"'Nelly Dumany! Dumany Nelly!' he said," cried my drummers—"Nelly" being an abbreviation of Kornel, my Christian name—and since the "Du meine" really sounded like "Dumany" and not at all like "Belacsek," the candidate of the other party, and since the dead man could not be made to repeat his vote, whereas my drummers were ready to take their oath of the correctness of their assertion, the vote was credited to me, and I was declared elected by a majority of one vote, my suffrages being 1,501 in number, whereas my adversary had received only 1,500.

The case was afterward contested, and some witnesses endeavoured to prove that the dying man had not said, "Dumány Nelly," but "Du mein liebe"; yet there was the sworn statement of my drummers to the contrary, as well as the evidence of his wife and children that the man had been a devout and religious Jew, incapable of offending Jehovah by uttering German words with his last breath. He had simply pronounced my name in Jewish fashion, and eased his patriotic heart by voting for me. Itzig Maikäfer's vote was as sound as a nut and could not be rejected.

Not quite so sound, however, was the other dead man's vote—that of Tóth János, the potter. We had sent his substitute, the poultry-dealer, with a cartload of odds and ends to Galicia, just to have him out of the way. We managed to make it difficult to prove which of the two men named Tóth János had been buried two days before election-day by providing for the dead man's family, and sending them off to a remote place; and as the poultry-dealer (who was a widower without any family) did not return from Galicia for many weeks to come, everything seemed secure. But we had reckoned without our host, and did not take into consideration a possible treachery. The barber, a miserable wretch, whom we thought to be a true red-feather man, and who had been more than liberally paid for extracting the poultry-dealer's front teeth, and trimming his hair and beard into the semblance of those of the dead potter, went and blabbed of his work. A strict examination followed, the body of the potter was exhumed, and his identity proved to a certainty. Of course, no one dared to accuse me of foul play, but a new election was found necessary, and the day after I had first taken my seat as a member of the Hungarian Parliament, I was politely but firmly given to understand that I had no legal right to its possession, and had better go. This is the story of how I became to be called "the dead man's representative," and how I was a colleague of yours for a single day.

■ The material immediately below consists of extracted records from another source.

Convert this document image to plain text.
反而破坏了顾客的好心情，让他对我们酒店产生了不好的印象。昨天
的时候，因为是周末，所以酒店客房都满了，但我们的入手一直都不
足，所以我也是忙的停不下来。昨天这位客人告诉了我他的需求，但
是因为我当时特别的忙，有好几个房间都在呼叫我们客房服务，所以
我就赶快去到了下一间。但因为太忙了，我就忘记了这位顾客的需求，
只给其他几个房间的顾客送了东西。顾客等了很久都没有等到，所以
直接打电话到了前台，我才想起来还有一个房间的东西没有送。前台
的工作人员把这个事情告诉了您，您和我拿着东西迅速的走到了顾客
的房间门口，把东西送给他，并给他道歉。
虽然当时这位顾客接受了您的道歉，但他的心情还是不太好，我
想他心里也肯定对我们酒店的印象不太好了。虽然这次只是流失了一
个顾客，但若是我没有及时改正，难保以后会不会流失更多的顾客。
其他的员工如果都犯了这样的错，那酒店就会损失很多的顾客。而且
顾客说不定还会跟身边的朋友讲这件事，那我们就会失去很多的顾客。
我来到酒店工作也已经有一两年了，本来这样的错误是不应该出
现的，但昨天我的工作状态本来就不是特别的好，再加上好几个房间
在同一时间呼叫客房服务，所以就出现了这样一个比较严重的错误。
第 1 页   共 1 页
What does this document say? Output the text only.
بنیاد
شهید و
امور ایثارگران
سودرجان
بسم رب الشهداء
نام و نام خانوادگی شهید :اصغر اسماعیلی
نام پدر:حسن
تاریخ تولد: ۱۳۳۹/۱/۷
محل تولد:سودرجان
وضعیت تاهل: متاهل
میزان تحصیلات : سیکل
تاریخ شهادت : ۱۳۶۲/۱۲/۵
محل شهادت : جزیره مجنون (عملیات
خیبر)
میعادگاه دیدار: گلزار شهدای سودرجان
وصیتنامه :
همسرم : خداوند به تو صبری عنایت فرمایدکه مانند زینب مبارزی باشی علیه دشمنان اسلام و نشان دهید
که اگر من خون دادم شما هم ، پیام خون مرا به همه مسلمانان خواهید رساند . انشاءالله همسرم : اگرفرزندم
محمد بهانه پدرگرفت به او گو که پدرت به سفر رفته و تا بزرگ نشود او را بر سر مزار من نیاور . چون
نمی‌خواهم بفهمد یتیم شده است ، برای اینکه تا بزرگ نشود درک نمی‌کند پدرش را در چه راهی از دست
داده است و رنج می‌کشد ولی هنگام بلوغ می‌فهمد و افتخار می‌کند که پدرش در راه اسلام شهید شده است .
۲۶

Yet this story I have told you cannot give anyone a fair or true estimate of me, or my character, or ability. Anybody who heard or read this story would suppose me to have been a vain, good-for-nothing sort of fellow, who had missed his degree at college and lacked the ability to fill any decent position, and therefore plunged into politics to make his living, or perhaps to squander the inheritance he had received from his ancestors. But, in reality, I had already, at the age of six-and-twenty, occupied the position of a well-qualified assistant physician, and at two-and-thirty the newspapers spoke of me as a famous specialist and a great light of the profession. As I was established in Vienna, where the competition is great, and Hungarians are pushed into the rear if possible, my reputation could not have been without some foundation at least. I was respectable and respected, very much in love with my profession, and did not care a straw for politics. So, in order to make you understand the change—nay, the entire revolution—which my outward and inward man, my entire existence, had experienced, I must acquaint you with a portion of my family troubles and domestic relations, and I shall have to speak of my Uncle Diogenes.


VIII.

MY UNCLE DIOGENES.

First of all, I must inform you that my father was a very zealous patriot, and mingled largely in state and political affairs. Of course, in the great insurrection of the year 1848 he took an active share, and after the catastrophe of Világos he was seized and imprisoned at Olmütz. At that time I was a lean, overgrown youngster of sixteen. I was compelled to take charge of the household, and behave as head of the family, for which dignity I had no inclination and but little talent. Study was the great object of my life. After my father's release from prison I was just of an age to decide as to my future career; but that, at the time, was rather a difficult thing for a Hungarian youth, all offices and positions being filled by Germans and Bohemians. I did not wish to follow in my father's footsteps, for I saw that what with his neglect of business matters, what with his liberality in furnishing all patriotic enterprises out of his own pocket with the necessary means, and in extending a wide hospitality to all political refugees, our own circumstances were getting worse and worse, and we were deeply in debt.

So one day I took courage to speak to my father upon the subject, and told him that I thought it was time for me to select a profession.

"Oh! you are going to hunt for some paltry office in the district courts?" he said, with a snarl.